I think if a real editor looked at my titles she would hate me. They have nothing really to do with my post topics but its the first thing that comes to my mind when I try to grab the spirit of it.
I have passed the mid-week point of what I consider a decent week of training. Nothing has been outside of my normal training boundary but its constant pressure on my body to see how it bounces back for the compounding effort placed on it. So far so good. The only hiccup this week has been my long run was cut by 2/3 due to the efficiency of an auto store repairing a component in one hour not the scheduled three. I think most people would shout for joy at being done with a car shop two hours early. I think I got robbed of 12+ miles running. I just couldn't pick that up anywhere throughout the day.
I feel stronger. I feel good. I feel tired but not exhausted. Compared to baselines I took of certain courses a month ago and comparing to this week, my speed is up, heart rate is down, body is responding.

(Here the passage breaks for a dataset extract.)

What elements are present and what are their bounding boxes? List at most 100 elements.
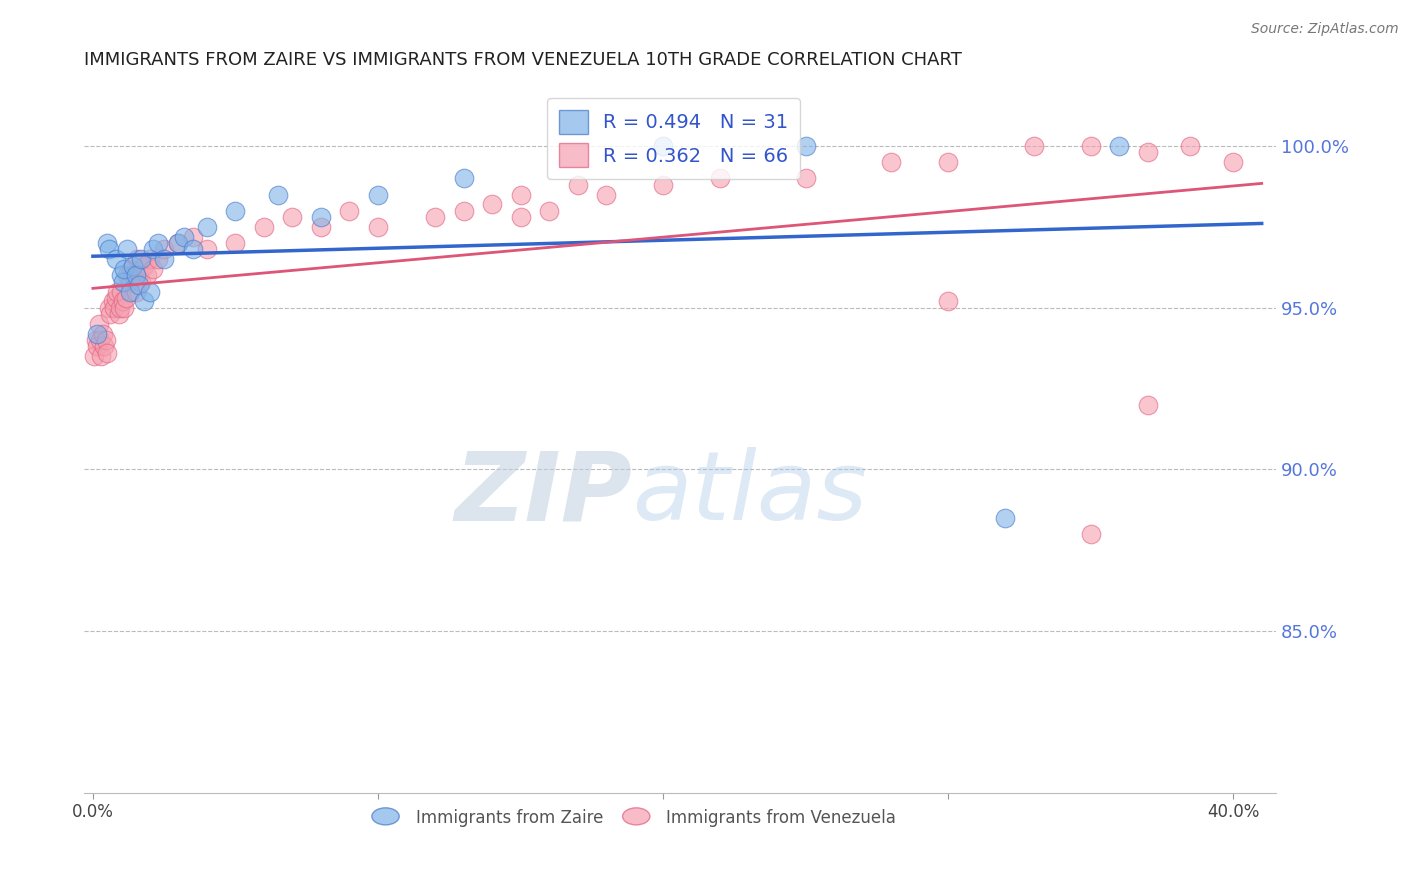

I would be remiss to not mention some of the odder things happening to me during all this. I think that most endurance athletes have been through this in big build phases at some point; I am talking about those minor physical manifestations that are unique to each of us and constantly change from year to year. My eyes ache. I must have gone through a bottle of visine already trying to keep them lubricated. Already a bit of a perpetual tenderfoot, I have spot on a heel that hurts when I walk barefoot. Cycling shoes, running shoes, Vibram 5 Fingers, no problem. Skin, not so much. My legs are fatigued but the best therapy hasn't been standing in my 62* pool, or soaking in my hot tub or using my running 'stick' to roll out the muscle; its been lying front down on a thick fleece blanket and the texture of the fabric seems to ease the discomfort in my legs. Maybe thats all too much information. However I think that almost anyone training for something like an ultra run, ironman triathlon or similar event can attest to such temporary changes in their body. Some probably much more uncomfortable than what I've listed here.
It is hard to say it's downhill through the end of the week because I have a lot of training going on between now and then. But based on how I have maintained already this week, regardless of what I throw at myself in the upcoming days, weeks and months I think I can overcome it. I think I can prosper. I think I can succeed. I think I believe.
It's not enough to exist. I am going to live.